Accessing TrackMe’s metrics and building your own dashboards and reports
You can easily access to the metrics collected for a given TrackMe Virtual Tenant from the Virtual Tenant home UI:
Query example:
| mstats avg(trackme.splk.flx.splunk_cloud.svc.utilized_svc) as avg_svc,
max(trackme.splk.flx.splunk_cloud.svc.utilized_svc) as max_svc,
sum(trackme.splk.flx.splunk_cloud.svc.utilized_svc) as sum_svc,
perc95(trackme.splk.flx.splunk_cloud.svc.utilized_svc) as perc95_svc
where index=trackme_metrics tenant_id=svc-tracking object_category="splk-flx" object=* by object
| foreach *_svc [ eval <<FIELD>> = round('<<FIELD>>', 2) ]
Building a dashboard based on the above, the following would easily show the bigger SVC consumers:
| mstats avg(trackme.splk.flx.splunk_cloud.svc.utilized_svc) as avg_svc,
max(trackme.splk.flx.splunk_cloud.svc.utilized_svc) as max_svc,
sum(trackme.splk.flx.splunk_cloud.svc.utilized_svc) as sum_svc,
perc95(trackme.splk.flx.splunk_cloud.svc.utilized_svc) as perc95_svc
where index=trackme_metrics tenant_id=svc-tracking object_category="splk-flx" object=Splunk-Cloud:02-* by object
| foreach *_svc [ eval <<FIELD>> = round('<<FIELD>>', 2) ]
| fields object avg_svc
TrackMe Workload component and Splunk Cloud SVC consumption
TrackMe’s licensed customers can leverage the Workload component, which can also track SVC consumption on a per Splunk scheduled basis.
When you create the Workload Virtual Tenant, ensure to select “Splunk Cloud” as the type of Splunk environment:
Once configured, the Workload component tracks various aspects of the health of Splunk scheduled, between other KPIs, the workload component also tracks SVC usage:
We can for instance add an Outlier models against the SVC consumption:
Note that by default, the Workload component would enable ML against the elapsed run time KPI, you can for instance while creating the tenant, or at a later stage, use SVC consumption instead.

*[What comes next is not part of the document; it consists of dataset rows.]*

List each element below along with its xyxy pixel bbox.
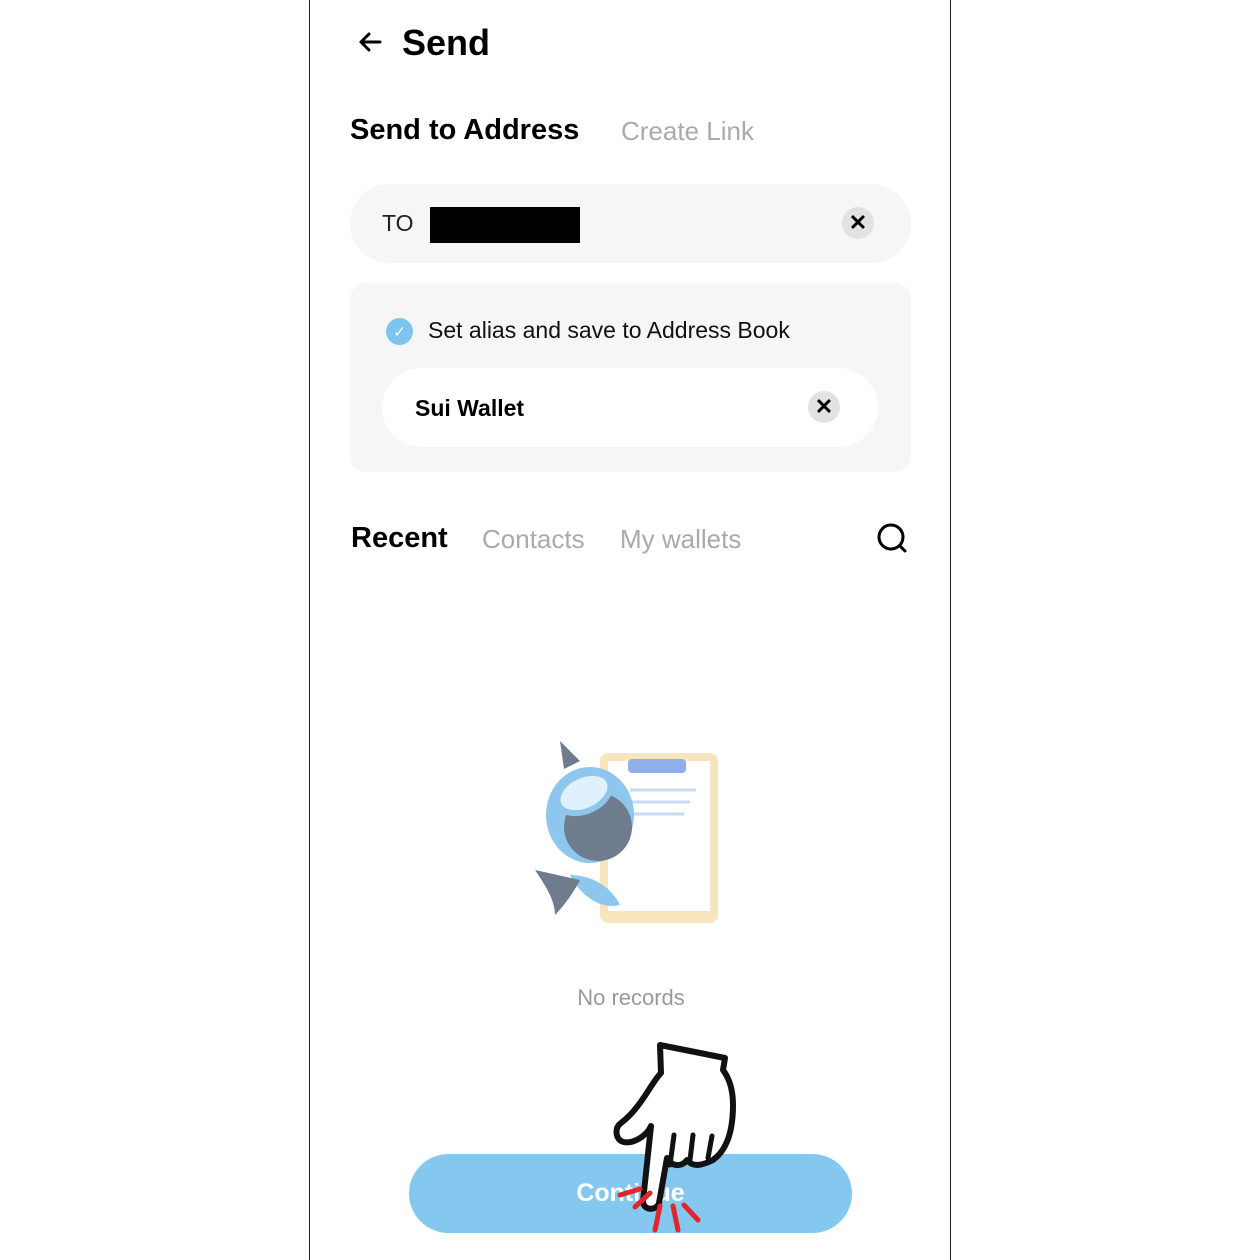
page-title: Send xyxy=(402,22,491,63)
clear-address-button[interactable]: ✕ xyxy=(842,207,874,239)
to-address-field[interactable]: TO ✕ xyxy=(350,184,911,263)
close-icon: ✕ xyxy=(848,210,868,235)
no-records-text: No records xyxy=(577,985,685,1010)
alias-checkbox-label: Set alias and save to Address Book xyxy=(428,317,790,343)
redacted-address xyxy=(430,207,580,243)
tab-send-to-address[interactable]: Send to Address xyxy=(350,114,579,147)
tab-contacts[interactable]: Contacts xyxy=(482,524,585,555)
arrow-left-icon[interactable] xyxy=(354,26,386,58)
phone-screen: Send Send to Address Create Link TO ✕ ✓ … xyxy=(309,0,951,1260)
alias-input[interactable]: Sui Wallet ✕ xyxy=(382,368,878,447)
empty-state-illustration xyxy=(535,741,718,923)
tab-recent[interactable]: Recent xyxy=(351,522,448,555)
tab-my-wallets[interactable]: My wallets xyxy=(620,524,741,555)
clear-alias-button[interactable]: ✕ xyxy=(808,391,840,423)
check-icon: ✓ xyxy=(393,323,406,341)
close-icon: ✕ xyxy=(814,394,834,419)
to-label: TO xyxy=(382,210,414,236)
search-icon[interactable] xyxy=(876,522,908,554)
alias-value: Sui Wallet xyxy=(415,395,525,421)
pointing-hand-icon xyxy=(613,1042,736,1233)
alias-checkbox[interactable]: ✓ xyxy=(386,318,413,345)
alias-section: ✓ Set alias and save to Address Book Sui… xyxy=(350,283,911,472)
tab-create-link[interactable]: Create Link xyxy=(621,116,754,147)
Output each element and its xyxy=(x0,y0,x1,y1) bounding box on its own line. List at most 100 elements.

Accessing metrics from the Workload component
The following search query can be used to access the SVC consumption metrics collected by the Workload component:
you need to replace the tenant_id name with the one you have created.
| mstats avg(trackme.splk.wlk.svc_usage) as avg_svc,
max(trackme.splk.wlk.svc_usage) as max_svc,
sum(trackme.splk.wlk.svc_usage) as sum_svc,
perc95(trackme.splk.wlk.svc_usage) as perc95_svc
where index=trackme_metrics tenant_id=workload object_category="splk-wlk" object=* by object
| foreach *_svc [ eval <<FIELD>> = round('<<FIELD>>', 2) ]
Based on the previous example, you can easily build very interesting dashboards on top of this:
TrackMe out of the box SVC consumption dashboard
While not directly related to the SVC consumption TrackMe tracks through the components explained above, it is worth mentioning that TrackMe also comes with an out of the box dashboard which is meant to audit the SVC usage that is related to TrackMe itself.
You can find this dashboard in the menu “Audit & Troubleshoot” / “TrackMe SVC usage stack”:
Note: the stack SVC entitlement comes as N/A because it is a dev Cloud stack which doesn’t come with a normal limit, unlike a proper Cloud stack.